For me, the answer is to continue to share the chunks of my life that seem to beg to be shared. But, why do I feel that way? Why should any of the bits and pieces that make up the incomplete puzzle of my existence, make a bit of difference in the lives of people who take the time of their lives to listen to, or read, anything I have to say?

When I was just learning to read, and discovered the amazing children’s library in First Methodist Church, in Okmulgee, Oklahoma, I became fascinated with the lives of people our society held in high esteem, as having contributed something meaningful to the history of our nation, and thus the history of the world. I used to wonder what it would be like to have someone else think that my life was that important. Did they realize that someday someone might feel that they had contributed greatly to the society they helped to create? Was the sole reason for doing what they did, to see their names listed as important to history, or did they function from a pure motive of contributing to the greater good and let history be the judge of their contribution? And, what then of my motive(s), for the acts of my life?

A case in point: I recently had the privilege of speaking at Crafton Hills College in Southern California.

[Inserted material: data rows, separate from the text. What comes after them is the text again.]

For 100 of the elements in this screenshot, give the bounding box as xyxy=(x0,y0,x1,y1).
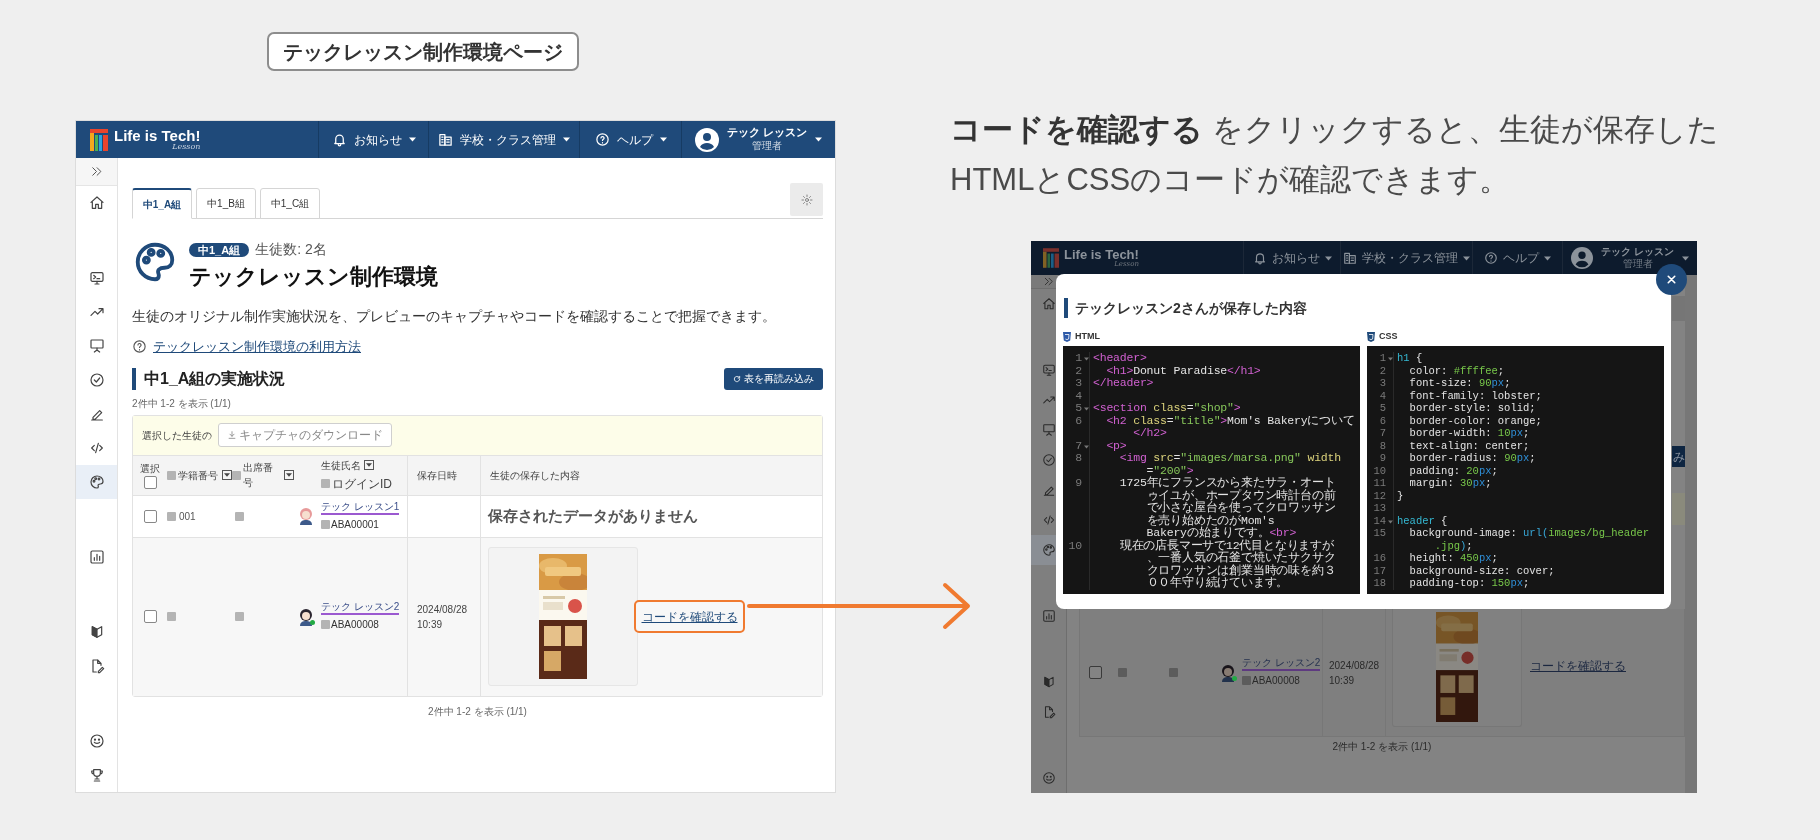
double-chevron-icon xyxy=(1042,275,1055,288)
code-line: <h1>Donut Paradise</h1> xyxy=(1105,364,1261,377)
reload-button[interactable]: み xyxy=(1672,446,1685,467)
code-line: </header> xyxy=(1093,377,1154,390)
sort-button[interactable] xyxy=(364,460,374,470)
code-line: color: #ffffee; xyxy=(1408,364,1505,377)
page-heading: テックレッスン制作環境ページ xyxy=(267,32,579,71)
line-number: 14 xyxy=(1372,514,1386,527)
caption-text: コードを確認する をクリックすると、生徒が保存した HTMLとCSSのコードが確認できます。 xyxy=(950,111,1719,199)
line-number: 18 xyxy=(1372,577,1386,590)
code-line: Bakeryの始まりです。<br> xyxy=(1145,527,1297,539)
help-icon xyxy=(1484,251,1498,265)
bulk-label: 選択した生徒の xyxy=(142,428,212,443)
code-line: margin: 30px; xyxy=(1408,477,1492,490)
panel-label: CSS xyxy=(1379,330,1398,344)
line-number: 16 xyxy=(1372,552,1386,565)
code-line: ="200"> xyxy=(1145,464,1194,477)
page-title: テックレッスン制作環境 xyxy=(189,263,438,291)
presentation-icon xyxy=(1041,423,1056,437)
help-link[interactable]: テックレッスン制作環境の利用方法 xyxy=(153,337,361,357)
settings-icon xyxy=(800,193,813,206)
saved-time: 10:39 xyxy=(1329,673,1356,688)
presentation-icon xyxy=(88,338,105,354)
user-menu[interactable]: テック レッスン 管理者 xyxy=(681,121,835,158)
caret-icon xyxy=(1544,255,1551,261)
column-header: 学籍番号 xyxy=(178,468,218,483)
result-count: 2件中 1-2 を表示 (1/1) xyxy=(1332,740,1432,754)
book-icon xyxy=(1041,675,1056,689)
class-badge: 中1_A組 xyxy=(189,242,250,257)
code-line: 1725年にフランスから来たサラ・オート xyxy=(1118,477,1336,489)
reload-button[interactable]: 表を再読み込み xyxy=(724,367,823,390)
line-number: 11 xyxy=(1372,477,1386,490)
logo-text: Life is Tech! xyxy=(114,128,201,143)
logo-icon xyxy=(90,128,108,151)
checkbox[interactable] xyxy=(143,610,157,623)
bar-chart-icon xyxy=(88,549,105,565)
modal-title: テックレッスン2さんが保存した内容 xyxy=(1064,298,1664,318)
code-line: border-style: solid; xyxy=(1408,402,1536,415)
code-icon xyxy=(1041,513,1056,527)
code-line: <img src="images/marsa.png" width xyxy=(1118,452,1341,465)
nav-menu[interactable]: 学校・クラス管理 xyxy=(428,121,579,158)
class-tab[interactable]: 中1_B組 xyxy=(196,188,256,219)
code-line: 現在の店長マーサで12代目となりますが xyxy=(1118,539,1334,552)
code-line: padding: 20px; xyxy=(1408,464,1498,477)
logo-subtext: Lesson xyxy=(172,143,201,151)
class-tab[interactable]: 中1_A組 xyxy=(132,188,192,219)
column-header: 生徒の保存した内容 xyxy=(490,468,580,483)
check-circle-icon xyxy=(1041,453,1056,467)
result-count: 2件中 1-2 を表示 (1/1) xyxy=(428,704,527,719)
code-line: border-radius: 90px; xyxy=(1408,452,1536,465)
checkbox[interactable] xyxy=(143,476,157,489)
help-icon xyxy=(132,339,147,355)
sort-button[interactable] xyxy=(284,470,294,480)
code-icon xyxy=(88,440,105,456)
code-line: header { xyxy=(1397,514,1448,527)
line-number: 1 xyxy=(1074,352,1082,365)
code-line: height: 450px; xyxy=(1408,552,1498,565)
line-number: 17 xyxy=(1372,564,1386,577)
sort-button[interactable] xyxy=(222,470,232,480)
bar-chart-icon xyxy=(1041,609,1056,623)
code-line: font-family: lobster; xyxy=(1408,389,1542,402)
home-icon xyxy=(88,195,105,211)
line-number: 1 xyxy=(1378,352,1386,365)
user-avatar-icon xyxy=(694,127,719,152)
line-number: 6 xyxy=(1074,414,1082,427)
code-line: で小さな屋台を使ってクロワッサン xyxy=(1145,502,1336,515)
line-number: 7 xyxy=(1378,427,1386,440)
check-circle-icon xyxy=(88,372,105,388)
code-line: background-image: url(images/bg_header xyxy=(1408,527,1650,540)
trophy-icon xyxy=(88,767,105,783)
download-button: キャプチャのダウンロード xyxy=(218,423,392,447)
avatar-icon xyxy=(298,607,314,626)
student-name-link[interactable]: テック レッスン1 xyxy=(321,500,400,515)
column-header: 選択 xyxy=(140,462,160,476)
line-number: 5 xyxy=(1074,402,1082,415)
line-number: 2 xyxy=(1074,364,1082,377)
double-chevron-icon xyxy=(89,164,104,179)
code-line: background-size: cover; xyxy=(1408,564,1555,577)
caret-icon xyxy=(1681,255,1689,261)
caret-icon xyxy=(563,137,570,142)
checkbox[interactable] xyxy=(143,509,157,523)
line-number: 4 xyxy=(1074,389,1082,402)
nav-menu[interactable]: お知らせ xyxy=(318,121,428,158)
class-tab[interactable]: 中1_C組 xyxy=(260,188,320,219)
avatar-icon xyxy=(1220,663,1236,682)
bell-icon xyxy=(331,132,347,147)
shield-icon xyxy=(1063,332,1071,342)
code-line: 、一番人気の石釜で焼いたサクサク xyxy=(1145,552,1336,564)
code-link[interactable]: コードを確認する xyxy=(634,600,745,633)
terminal-icon xyxy=(1041,363,1056,377)
code-line: border-color: orange; xyxy=(1408,414,1542,427)
caret-icon xyxy=(659,137,667,142)
student-count: 生徒数: 2名 xyxy=(255,240,327,259)
code-line: <p> xyxy=(1105,439,1127,452)
code-link[interactable]: コードを確認する xyxy=(1530,657,1626,675)
nav-menu[interactable]: ヘルプ xyxy=(579,121,681,158)
saved-date: 2024/08/28 xyxy=(417,602,469,617)
pencil-icon xyxy=(1041,483,1056,497)
student-name-link[interactable]: テック レッスン2 xyxy=(321,601,400,615)
checkbox[interactable] xyxy=(1088,666,1102,679)
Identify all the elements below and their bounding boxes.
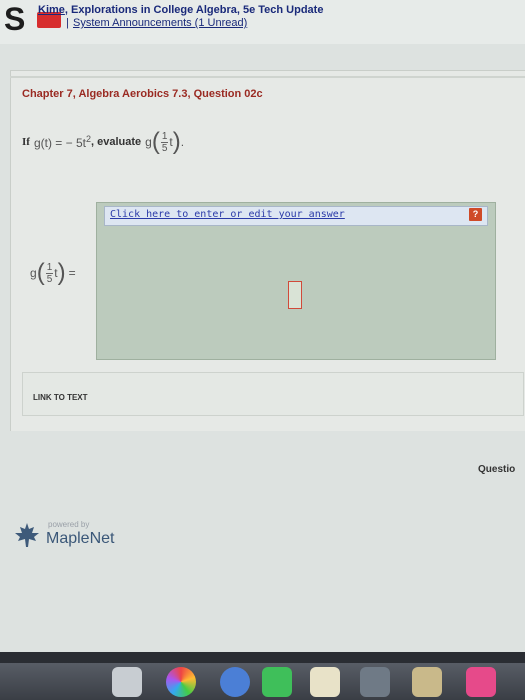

It’s the third time I’ve been there and each time I’ve been gratified by the response, but this time was different. In the past, my time has always been limited to what I had to say with no time for people in the audience to question me afterwards. This visit ample time was allowed for questions, and there were plenty of questions; enough so that it had to be brought to an end after nearly an hour of questions, by the professor who’d arranged for the visit. But, one question elevated my pulse to point I’d not experience in several years.

“How do you know that what you’re expressing is not an addiction?”

That was the accusation leveled at me by the pastor of the church I’d been baptized in the first time. My answer now is the same as it was then; “I have an addition. I’m an alcoholic. I think I know the difference better than someone who is neither.” We don’t experience an addiction, we suffer an addiction.

An addiction, the way I understand it and have experienced it, is a compulsion, the surrender to which leads ultimately to dismal and debilitating dysfunction in one’s life. Surrender to the life I live now has not led to dismal and debilitating dysfunction. On the contrary, it has led to a sense of joy and purpose which I never came close to experiencing in my past, including the past which included a sober “George”. Was that answer to her, something which helped her, or anyone else who was listening? I like to think so, but will most likely never know.

What can I say, what can I do, to make my life as important to others as the lives of all those people I read about and was inspired by all those years ago? Can answering absurd questions like the one I just shared be enough, or can continuing to share “my experience strength and hope” be enough for my life to be considered by history as an important contribution? Or is it my purpose in this life, to affect the life of only one other person, whose life has all the ingredients necessary to matter, to the point that they, become more than I aspired to be? What can I say, what can I do? History alone will be the judge of that.

In the meantime I will continue to share my “history” here.